Architect Richard Rogers Wins Pritzker Prize
By Cathrine Drew
London
07 June 2007
Richard Rogers's work is immediately recognizable.
Most famous perhaps is his first major work -- the Centre Pompidou in Paris -- that he designed with the Italian architect Renzo Piano.
Its radical design with many of the building's functions set on the outside was extremely controversial in the early 1970s. Now it is seen as a landmark that transformed a museum from an elite monument to a place of social and cultural exchange.
Rogers says he has fond memories of his time in Paris. "Clearly it was a very exciting period. It was a period of political upheaval in the 60s and it was also a period where people were looking at how to repair a city and the society. Paris gave us an opportunity to do a building, which was a very public building, which was my principle interest, but also to help to heal a small part of a city, which is a pretty unusual thing in your early 30s."
Rogers says he did not receive any new commissions for two years after completing the Centre Pompidou and considered giving up on architecture. Since that time, though, he has established offices in Spain and Japan and received commissions from all over the world.
Another major urban project that followed the Pompidou can be seen to continue some similar themes. The Lloyds building in London, completed in 1986, is often cited as cementing Rogers's architectural reputation.
The Pritzker jury considers an architect's entire body of work in awarding the prize and its $100,000 grant.
Martha Thorn is executive director of the Pritzker prize. "Why Lord Rogers and not someone else? That is a decision the jury makes, and while I can't reveal the discussions, I can indicate some of the things that did impress them. Certainly his commitment to sustainability, his commitment to communities, in other words his understanding of broader issues, as seeing architecture not just as an individual building, but as a building block of a community, of a city, of a region."

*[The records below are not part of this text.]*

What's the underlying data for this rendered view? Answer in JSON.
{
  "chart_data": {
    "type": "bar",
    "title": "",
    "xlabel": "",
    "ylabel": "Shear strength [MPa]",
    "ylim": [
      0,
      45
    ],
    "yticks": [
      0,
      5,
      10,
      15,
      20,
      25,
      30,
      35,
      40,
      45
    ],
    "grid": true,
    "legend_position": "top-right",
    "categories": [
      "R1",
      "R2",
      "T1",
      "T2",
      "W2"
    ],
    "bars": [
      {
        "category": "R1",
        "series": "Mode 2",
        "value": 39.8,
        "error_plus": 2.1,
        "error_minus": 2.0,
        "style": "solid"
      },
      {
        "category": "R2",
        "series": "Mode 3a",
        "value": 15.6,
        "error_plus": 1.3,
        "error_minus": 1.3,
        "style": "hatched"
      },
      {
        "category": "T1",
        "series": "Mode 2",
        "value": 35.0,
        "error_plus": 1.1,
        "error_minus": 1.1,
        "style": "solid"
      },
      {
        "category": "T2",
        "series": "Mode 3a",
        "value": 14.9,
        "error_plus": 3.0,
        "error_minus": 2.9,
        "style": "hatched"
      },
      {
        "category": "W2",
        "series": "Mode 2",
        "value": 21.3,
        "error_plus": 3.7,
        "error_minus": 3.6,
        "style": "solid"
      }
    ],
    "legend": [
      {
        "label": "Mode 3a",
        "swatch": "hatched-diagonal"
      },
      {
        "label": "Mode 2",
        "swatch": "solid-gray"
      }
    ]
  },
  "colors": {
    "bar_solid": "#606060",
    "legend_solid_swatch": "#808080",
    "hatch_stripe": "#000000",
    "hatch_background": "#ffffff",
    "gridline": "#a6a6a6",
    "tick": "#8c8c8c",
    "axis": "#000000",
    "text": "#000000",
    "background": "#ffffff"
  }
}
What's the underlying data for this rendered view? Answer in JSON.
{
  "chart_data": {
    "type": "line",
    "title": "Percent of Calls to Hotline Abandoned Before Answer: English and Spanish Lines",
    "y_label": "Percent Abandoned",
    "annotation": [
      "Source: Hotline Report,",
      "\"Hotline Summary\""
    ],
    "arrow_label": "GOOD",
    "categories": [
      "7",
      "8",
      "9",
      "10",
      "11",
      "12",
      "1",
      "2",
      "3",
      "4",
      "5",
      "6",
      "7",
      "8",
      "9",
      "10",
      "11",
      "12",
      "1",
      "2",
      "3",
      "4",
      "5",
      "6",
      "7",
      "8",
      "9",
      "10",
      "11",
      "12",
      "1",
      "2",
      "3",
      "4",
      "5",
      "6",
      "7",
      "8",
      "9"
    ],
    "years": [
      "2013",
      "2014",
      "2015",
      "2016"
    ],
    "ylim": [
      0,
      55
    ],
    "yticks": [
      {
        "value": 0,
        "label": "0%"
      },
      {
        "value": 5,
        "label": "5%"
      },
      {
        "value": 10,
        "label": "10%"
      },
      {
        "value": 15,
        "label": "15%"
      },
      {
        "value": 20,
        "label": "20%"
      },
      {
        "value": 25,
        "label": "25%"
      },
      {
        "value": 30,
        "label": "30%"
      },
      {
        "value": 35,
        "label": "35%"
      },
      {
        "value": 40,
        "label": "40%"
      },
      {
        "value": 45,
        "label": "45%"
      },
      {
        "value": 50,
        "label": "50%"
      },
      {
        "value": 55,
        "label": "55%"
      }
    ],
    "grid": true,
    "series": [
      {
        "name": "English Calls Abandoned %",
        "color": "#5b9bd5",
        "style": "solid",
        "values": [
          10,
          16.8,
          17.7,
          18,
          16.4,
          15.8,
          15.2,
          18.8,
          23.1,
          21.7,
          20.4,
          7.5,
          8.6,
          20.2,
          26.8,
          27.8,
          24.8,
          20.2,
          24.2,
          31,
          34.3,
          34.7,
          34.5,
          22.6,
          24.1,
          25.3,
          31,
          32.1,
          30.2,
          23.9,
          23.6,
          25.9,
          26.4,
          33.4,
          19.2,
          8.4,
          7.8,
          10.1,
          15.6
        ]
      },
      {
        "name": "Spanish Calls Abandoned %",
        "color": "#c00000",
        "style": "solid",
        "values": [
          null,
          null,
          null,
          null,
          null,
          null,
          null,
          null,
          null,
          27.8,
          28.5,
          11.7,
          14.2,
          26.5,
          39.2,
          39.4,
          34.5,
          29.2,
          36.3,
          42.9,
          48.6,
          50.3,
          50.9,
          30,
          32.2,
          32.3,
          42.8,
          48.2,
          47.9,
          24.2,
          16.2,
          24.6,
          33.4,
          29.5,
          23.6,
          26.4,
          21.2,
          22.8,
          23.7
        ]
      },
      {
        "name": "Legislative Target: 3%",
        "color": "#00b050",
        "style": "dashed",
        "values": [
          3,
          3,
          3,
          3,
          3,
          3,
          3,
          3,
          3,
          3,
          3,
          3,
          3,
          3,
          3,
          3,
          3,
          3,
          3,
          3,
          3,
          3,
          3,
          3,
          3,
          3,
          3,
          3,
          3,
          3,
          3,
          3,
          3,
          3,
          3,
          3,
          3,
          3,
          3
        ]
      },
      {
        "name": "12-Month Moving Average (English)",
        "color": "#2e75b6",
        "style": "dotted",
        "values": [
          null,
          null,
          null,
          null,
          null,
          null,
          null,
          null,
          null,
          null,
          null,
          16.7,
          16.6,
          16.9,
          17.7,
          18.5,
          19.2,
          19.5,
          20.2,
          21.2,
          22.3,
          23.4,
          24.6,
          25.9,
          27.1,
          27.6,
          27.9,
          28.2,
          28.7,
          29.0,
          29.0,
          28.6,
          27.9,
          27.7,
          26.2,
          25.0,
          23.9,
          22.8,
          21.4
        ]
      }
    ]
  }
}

Rogers' Terminal Four for Madrid's Barajas airport also won the acclaimed Sterling prize last year. The prize honors the building seen as most significant in the evolution of architecture. Rogers has advised both the Spanish and British authorities on city planning and design. "I have been working very hard on cities in Britain. Ninety percent of people, in England specifically, 90 percent of us live in cities. Cities have had a tremendously difficult time. People have been leaving cities. That is a disaster for cities. We have put programs together to attract people back to cities and people are moving back to city centers."
Current major projects by Rogers and partners include Tower Three of the World Trade Center. Rogers says it is designed to create the effect of reaching into the sky.
Hattie Hartman is one of the editors of the publication The Architect's Journal, "Many architects have a dedication to art. Many Pritzker prizewinners have had a more narrow view of their profession and are interested in the art of architecture. But Rogers has interest in architecture in its widest sense and I think that is very much to be applauded."
Later in the year, the Centre Pompidou in Paris will stage an exhibition of Rogers's work.